本格的クラッシクファンが見ると鼻白みそうなのが2つ入っている。 2 は Deagostini のマガジン付属のもの。ただ、聴いてみた感じは録音も良くて (P)&(C)AUROPHON となっているので問題ないように思う。 4 はよく駅とか本屋とかで安売りされているようなやつで、 音は良くなくて怪しい。もともと Deutsche Grammophon から出ている名盤の 誉れ高いものと同じ音源の海賊版だろうか?

第1楽章

まず、この曲の場合、冒頭堂々と勇ましく入って欲しい気がする。 その点では 2, 3, 4 はオーケストラとピアノの両方ともカッコ良く入っている。 5 は Dutoit の特徴かもしれないが、オーケストラを美しくなめらかに 流れに乗せようとする感じで、好みの問題かもしれないがこの曲らしくないと思う。 ピアノも同じ傾向で、美しくなめらかに持って行く感じである。 1 はライブで録音が悪いのかもしれないが、オーケストラが弱くて勢いもない。

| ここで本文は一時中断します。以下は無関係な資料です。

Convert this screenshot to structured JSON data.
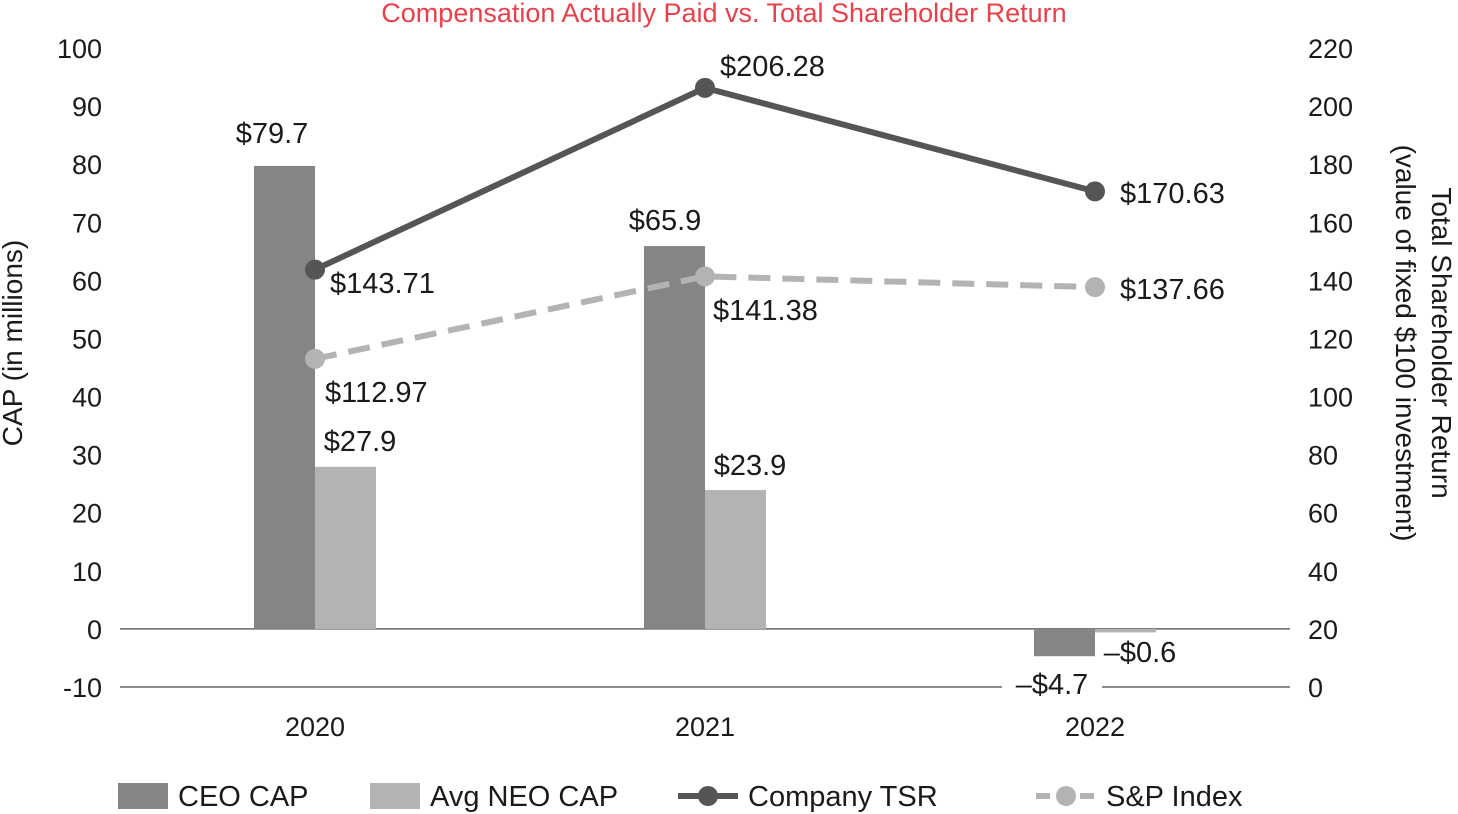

冒頭以外も同様だが、3 がピアノもオーケストラも両方とも堂々としていて いかにも協奏曲らしい。ピアノは自在に弾いて十分に表情が付いている。 4, 5 はどちらもベテランの安定したピアノ。5 は、オーケストラがなめらか系。 1, 2 はどちらもピアノが若手で、とくに 1 は動きが硬い感じがする。 1, 2 ともカデンツァは速めだが、表情に面白味が少ない。 2 のオーケストラは録音のせいか少しトロンボーンが目立ちすぎ。 1 はオーケストラが弱くて今一つめりはりも無いし、音のバランスも悪い感じ。

第2楽章

こういう緩徐楽章だと Dutoit-OSM のなめらかさが生きてくる。 1 の Kitaenko-MPO はやはりイマイチ。

第3楽章

この楽章は、とくに3人のベテランはそれぞれの演奏の持ち味が良く出ている。 3 の Arrau のは一貫して協奏曲らしい堂々とした演奏。 4 の Richter は溌剌とした自在さを感じさせる。 5 の Bolet-Dutoit-OSM はピアノ、オーケストラとも、これが バレエ音楽の名手であったチャイコフスキーのものであることを十分に 思い起こさせるチャーミングな踊りの音楽になっている。 2 の van Oosterum は、わりと音が粒々になって聞こえる感じ。 1 は演奏時間が短いわけではないのに何となく慌てた感じがする。

全体

3 の Arrau がロマンティックで堂々としていて、この中では最もこの曲に 相応しい演奏だと思う。Arrau はドイツ音楽で有名なようだけど、 この曲にも合っている気がする。

web page を見て回ると

Arrau の写真

2 の演奏家や指揮者、オーケストラはあまり知られていないけれど、それぞれ 自分のホームページがある。
Niek van Oosterum オランダ生まれのピアニスト
Eduardo Marturet ベネズエラ生まれの指揮者
Berliner Symphoniker ベルリン交響楽団 日本語で「ベルリン交響楽団」と訳される団体には2つあるそうな。 ひとつはこの Berliner Symphoniker(旧西ベルリン側)で、もうひとつは Berliner Sinfonie-Orchester(旧東ベルリン側)だそうだ。

ところで、その Berliner Symphoniker は、2004 年秋に市からの補助を打ち切られ、 つい先頃 (2005 年 4 月) 破産状態に追い込まれ最後の演奏会を開いたそうだ。 世界中せちがらくなって、伝統あるドイツとて例外ではないらしい。